Agdinar helped Tysa to climb the wing of the transport, while Sarinda, who had been trapped over the AVM’s fuselage during the confrontation, pulled her friend toward her to compensate for the braced arm. Another automatic weapon pierced the room, ricocheting out of the AVM's impregnable surface. They all jumped, afraid, but it couldn't hurt them, as the barrier field had been extended and it would cover them if they stayed over the fuselage.
Agdinar finally got a foothold on the slick top surface, but he ended up stumbling and seeking Sarinda’s embrace for support. It was a beautiful moment of proximity, her eyes so close to his, and a feeling of warmth radiating from her skin.
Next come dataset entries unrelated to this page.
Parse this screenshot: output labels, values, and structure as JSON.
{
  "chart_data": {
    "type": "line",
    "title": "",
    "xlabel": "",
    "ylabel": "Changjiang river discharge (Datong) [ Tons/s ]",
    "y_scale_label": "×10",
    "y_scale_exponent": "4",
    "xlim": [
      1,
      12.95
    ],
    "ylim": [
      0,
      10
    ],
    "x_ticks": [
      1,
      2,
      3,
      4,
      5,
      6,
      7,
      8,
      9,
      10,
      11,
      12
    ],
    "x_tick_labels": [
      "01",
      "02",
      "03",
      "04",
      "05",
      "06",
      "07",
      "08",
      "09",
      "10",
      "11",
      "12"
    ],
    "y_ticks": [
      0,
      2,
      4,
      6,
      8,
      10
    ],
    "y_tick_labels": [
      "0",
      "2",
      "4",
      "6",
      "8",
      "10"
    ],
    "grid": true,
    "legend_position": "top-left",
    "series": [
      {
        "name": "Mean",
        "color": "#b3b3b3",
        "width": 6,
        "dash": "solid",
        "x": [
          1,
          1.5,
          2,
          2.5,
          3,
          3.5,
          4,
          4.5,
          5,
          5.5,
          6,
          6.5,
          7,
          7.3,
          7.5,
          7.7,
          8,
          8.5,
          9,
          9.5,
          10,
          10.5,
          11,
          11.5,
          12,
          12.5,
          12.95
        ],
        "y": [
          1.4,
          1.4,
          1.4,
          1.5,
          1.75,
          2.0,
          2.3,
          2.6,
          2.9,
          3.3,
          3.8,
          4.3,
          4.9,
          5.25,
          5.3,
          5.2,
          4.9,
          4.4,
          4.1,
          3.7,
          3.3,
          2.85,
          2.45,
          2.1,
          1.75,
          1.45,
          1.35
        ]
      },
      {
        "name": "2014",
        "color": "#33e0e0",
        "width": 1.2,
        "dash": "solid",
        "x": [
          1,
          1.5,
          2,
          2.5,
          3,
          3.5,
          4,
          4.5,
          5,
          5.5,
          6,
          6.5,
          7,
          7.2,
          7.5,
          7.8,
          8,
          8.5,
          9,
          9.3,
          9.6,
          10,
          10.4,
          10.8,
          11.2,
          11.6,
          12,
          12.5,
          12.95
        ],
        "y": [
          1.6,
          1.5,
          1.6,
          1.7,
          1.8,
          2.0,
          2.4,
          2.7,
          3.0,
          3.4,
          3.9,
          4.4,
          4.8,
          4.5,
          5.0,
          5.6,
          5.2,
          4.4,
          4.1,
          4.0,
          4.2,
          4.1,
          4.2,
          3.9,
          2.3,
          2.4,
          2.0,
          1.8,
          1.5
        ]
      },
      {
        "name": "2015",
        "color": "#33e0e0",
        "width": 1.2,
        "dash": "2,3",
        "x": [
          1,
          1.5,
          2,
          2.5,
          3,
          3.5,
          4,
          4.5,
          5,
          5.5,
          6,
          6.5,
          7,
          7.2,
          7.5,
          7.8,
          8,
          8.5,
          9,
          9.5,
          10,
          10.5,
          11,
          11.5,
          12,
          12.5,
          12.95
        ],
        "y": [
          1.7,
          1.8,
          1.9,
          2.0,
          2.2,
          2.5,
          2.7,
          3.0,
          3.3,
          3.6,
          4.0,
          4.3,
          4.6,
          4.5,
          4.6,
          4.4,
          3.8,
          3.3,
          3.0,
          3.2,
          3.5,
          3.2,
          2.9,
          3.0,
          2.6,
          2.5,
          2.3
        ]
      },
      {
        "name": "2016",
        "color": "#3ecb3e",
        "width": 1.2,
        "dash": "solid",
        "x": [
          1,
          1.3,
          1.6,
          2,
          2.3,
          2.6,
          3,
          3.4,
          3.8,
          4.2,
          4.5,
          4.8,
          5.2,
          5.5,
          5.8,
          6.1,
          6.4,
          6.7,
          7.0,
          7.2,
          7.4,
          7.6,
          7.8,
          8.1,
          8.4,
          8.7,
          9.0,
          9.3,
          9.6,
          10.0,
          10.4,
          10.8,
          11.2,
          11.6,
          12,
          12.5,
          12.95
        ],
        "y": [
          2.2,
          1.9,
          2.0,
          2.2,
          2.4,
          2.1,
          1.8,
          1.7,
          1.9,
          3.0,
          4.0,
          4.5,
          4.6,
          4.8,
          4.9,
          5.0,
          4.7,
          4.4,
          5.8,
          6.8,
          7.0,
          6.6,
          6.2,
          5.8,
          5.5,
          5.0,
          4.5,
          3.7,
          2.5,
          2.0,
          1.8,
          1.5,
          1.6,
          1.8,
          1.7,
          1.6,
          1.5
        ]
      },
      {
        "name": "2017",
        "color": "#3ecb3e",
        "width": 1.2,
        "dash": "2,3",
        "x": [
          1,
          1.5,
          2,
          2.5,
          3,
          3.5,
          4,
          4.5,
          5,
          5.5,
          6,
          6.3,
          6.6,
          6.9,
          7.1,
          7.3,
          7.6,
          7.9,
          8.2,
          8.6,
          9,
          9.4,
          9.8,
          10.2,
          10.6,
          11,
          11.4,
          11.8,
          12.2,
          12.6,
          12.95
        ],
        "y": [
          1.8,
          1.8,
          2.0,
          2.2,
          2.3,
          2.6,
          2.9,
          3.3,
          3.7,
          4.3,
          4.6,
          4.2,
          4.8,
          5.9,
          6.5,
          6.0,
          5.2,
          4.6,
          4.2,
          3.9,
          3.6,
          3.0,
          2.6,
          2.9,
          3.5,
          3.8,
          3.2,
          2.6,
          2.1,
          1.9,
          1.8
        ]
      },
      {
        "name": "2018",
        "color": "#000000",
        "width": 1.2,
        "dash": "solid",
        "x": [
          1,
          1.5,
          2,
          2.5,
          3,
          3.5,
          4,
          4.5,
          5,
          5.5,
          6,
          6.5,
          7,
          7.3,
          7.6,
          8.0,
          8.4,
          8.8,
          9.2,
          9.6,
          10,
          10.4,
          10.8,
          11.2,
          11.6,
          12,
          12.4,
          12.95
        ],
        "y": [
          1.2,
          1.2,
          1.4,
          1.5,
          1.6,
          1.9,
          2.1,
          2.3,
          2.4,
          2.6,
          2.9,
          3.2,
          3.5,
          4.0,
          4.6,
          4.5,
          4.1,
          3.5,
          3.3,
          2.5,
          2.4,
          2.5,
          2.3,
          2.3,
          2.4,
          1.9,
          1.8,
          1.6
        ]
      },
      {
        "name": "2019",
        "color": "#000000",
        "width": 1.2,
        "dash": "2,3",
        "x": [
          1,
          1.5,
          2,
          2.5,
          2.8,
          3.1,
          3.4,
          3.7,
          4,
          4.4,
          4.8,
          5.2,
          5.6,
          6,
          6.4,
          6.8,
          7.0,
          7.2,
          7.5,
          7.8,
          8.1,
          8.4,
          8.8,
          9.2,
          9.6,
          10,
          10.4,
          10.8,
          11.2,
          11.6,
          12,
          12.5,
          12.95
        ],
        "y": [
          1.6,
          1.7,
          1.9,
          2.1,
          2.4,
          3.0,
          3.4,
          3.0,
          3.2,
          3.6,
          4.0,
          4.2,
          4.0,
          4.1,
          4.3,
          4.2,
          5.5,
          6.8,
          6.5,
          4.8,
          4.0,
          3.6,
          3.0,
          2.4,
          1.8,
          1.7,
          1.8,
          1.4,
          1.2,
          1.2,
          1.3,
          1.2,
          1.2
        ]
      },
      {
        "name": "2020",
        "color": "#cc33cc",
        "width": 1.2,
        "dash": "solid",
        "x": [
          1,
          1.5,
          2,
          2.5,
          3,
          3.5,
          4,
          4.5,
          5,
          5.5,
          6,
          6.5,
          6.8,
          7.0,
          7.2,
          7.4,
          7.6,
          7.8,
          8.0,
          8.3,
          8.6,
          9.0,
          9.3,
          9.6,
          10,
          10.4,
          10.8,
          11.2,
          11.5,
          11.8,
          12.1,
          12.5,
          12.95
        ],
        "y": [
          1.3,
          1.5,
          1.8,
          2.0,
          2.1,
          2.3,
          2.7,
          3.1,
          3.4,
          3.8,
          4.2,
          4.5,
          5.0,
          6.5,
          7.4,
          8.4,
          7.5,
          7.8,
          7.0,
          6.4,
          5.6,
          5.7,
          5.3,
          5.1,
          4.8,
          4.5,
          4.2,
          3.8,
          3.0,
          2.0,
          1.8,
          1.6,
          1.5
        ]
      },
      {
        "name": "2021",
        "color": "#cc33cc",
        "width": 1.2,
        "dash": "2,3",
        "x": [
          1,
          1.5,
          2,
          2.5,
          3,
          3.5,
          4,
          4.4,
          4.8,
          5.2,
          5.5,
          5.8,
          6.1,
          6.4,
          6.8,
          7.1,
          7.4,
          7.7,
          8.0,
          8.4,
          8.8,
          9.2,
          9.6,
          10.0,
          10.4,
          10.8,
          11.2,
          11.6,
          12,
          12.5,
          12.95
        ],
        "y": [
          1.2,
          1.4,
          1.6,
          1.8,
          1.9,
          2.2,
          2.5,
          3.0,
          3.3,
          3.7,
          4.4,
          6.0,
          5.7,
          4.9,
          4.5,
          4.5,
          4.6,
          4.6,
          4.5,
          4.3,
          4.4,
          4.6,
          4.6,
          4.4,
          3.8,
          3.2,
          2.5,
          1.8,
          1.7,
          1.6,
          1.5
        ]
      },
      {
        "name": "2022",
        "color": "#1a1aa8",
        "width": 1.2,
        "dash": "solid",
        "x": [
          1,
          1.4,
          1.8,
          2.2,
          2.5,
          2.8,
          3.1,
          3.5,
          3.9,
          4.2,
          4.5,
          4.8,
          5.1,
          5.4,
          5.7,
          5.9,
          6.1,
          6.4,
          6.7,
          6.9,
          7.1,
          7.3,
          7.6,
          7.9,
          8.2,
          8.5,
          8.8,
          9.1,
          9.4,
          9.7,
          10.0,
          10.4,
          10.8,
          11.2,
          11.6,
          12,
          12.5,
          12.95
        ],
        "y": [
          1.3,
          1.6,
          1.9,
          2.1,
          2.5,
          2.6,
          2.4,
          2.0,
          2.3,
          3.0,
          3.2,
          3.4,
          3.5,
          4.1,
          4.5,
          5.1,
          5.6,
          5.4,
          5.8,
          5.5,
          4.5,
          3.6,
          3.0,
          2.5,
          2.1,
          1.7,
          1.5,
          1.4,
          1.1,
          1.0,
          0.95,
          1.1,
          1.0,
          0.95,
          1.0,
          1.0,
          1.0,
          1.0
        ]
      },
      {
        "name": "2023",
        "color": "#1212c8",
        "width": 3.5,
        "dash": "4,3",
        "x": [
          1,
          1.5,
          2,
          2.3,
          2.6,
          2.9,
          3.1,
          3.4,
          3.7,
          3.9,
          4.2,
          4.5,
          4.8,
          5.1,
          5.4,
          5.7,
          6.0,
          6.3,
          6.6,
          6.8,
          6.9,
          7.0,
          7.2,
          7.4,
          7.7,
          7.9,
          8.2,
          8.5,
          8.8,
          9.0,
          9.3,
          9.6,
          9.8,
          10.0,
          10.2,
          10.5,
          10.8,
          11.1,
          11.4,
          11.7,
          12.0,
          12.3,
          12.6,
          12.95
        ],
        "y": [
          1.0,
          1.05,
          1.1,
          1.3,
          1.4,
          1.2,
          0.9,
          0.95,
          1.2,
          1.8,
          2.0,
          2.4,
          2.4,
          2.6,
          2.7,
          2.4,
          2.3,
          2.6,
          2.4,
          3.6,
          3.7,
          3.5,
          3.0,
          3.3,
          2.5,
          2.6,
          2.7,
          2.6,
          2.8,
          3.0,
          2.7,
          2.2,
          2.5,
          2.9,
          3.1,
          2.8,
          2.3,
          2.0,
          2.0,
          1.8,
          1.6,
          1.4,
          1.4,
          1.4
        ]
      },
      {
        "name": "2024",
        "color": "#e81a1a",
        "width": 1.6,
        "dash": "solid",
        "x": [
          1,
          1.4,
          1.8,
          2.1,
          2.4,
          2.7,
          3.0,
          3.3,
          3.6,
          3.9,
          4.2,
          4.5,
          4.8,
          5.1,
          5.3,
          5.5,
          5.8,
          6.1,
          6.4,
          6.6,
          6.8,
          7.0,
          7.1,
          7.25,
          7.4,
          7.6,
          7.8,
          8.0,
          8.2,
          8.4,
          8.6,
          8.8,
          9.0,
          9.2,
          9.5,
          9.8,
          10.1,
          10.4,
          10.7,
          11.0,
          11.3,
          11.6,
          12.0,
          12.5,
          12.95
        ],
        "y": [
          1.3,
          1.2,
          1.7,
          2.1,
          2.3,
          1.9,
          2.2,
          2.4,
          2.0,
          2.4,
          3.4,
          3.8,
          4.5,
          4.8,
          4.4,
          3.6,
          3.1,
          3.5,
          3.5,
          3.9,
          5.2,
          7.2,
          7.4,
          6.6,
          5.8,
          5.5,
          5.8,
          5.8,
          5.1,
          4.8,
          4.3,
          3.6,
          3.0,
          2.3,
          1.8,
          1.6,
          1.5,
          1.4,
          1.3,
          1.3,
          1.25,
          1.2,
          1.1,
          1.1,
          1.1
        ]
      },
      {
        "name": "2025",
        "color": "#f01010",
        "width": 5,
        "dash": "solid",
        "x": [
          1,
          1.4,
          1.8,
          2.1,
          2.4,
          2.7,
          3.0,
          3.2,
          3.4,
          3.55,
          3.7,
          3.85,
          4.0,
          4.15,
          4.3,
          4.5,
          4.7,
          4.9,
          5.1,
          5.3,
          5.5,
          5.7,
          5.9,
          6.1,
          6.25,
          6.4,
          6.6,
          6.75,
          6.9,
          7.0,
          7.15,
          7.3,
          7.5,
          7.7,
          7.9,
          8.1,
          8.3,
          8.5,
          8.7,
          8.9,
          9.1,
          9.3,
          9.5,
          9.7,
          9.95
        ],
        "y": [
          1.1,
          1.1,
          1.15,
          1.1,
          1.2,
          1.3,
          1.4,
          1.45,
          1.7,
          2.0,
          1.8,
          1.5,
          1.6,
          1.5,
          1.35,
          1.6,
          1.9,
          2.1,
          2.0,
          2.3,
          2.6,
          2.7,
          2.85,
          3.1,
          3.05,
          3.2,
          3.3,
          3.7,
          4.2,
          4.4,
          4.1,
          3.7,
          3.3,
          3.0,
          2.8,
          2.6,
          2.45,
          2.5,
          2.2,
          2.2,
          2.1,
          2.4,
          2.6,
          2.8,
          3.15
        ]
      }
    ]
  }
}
He now wanted to stretch those moments, aware that each could be the last.
“Hey, watch,” Tysa yelled, standing just behind Sarinda.
Agdinar turned only to find more trouble. The Hawks had taken position all along the wall with the ruined paintings—Paredes had certainly lost millions in art that day—and they were carrying heavy loads of armory to complete the destruction of Major Paredes’s place.
One of them was pointing a rifle-like contraption straight at the young intruder, who had managed to screw up their plans.
Agdinar didn't hesitate and again extended his fingers at a place between two gun-carrying Hawks, who looked quite confident and in control of the situation.
A blinding cone of blue light projected a web of lightning against the wall, and a hole as big as a doorway opened there and sucked the room’s air into a whining tunnel. The blast sent the two Hawks flying in opposite directions, their guns traveling even faster than the bodies.
Agdinar talked to the Hawks left in the room and hoped he was also reaching the ones coming out of the elevator at the other end of the hallway. “That was a low setting,” he lied. “If you don't want to see the other side of the building, get out.”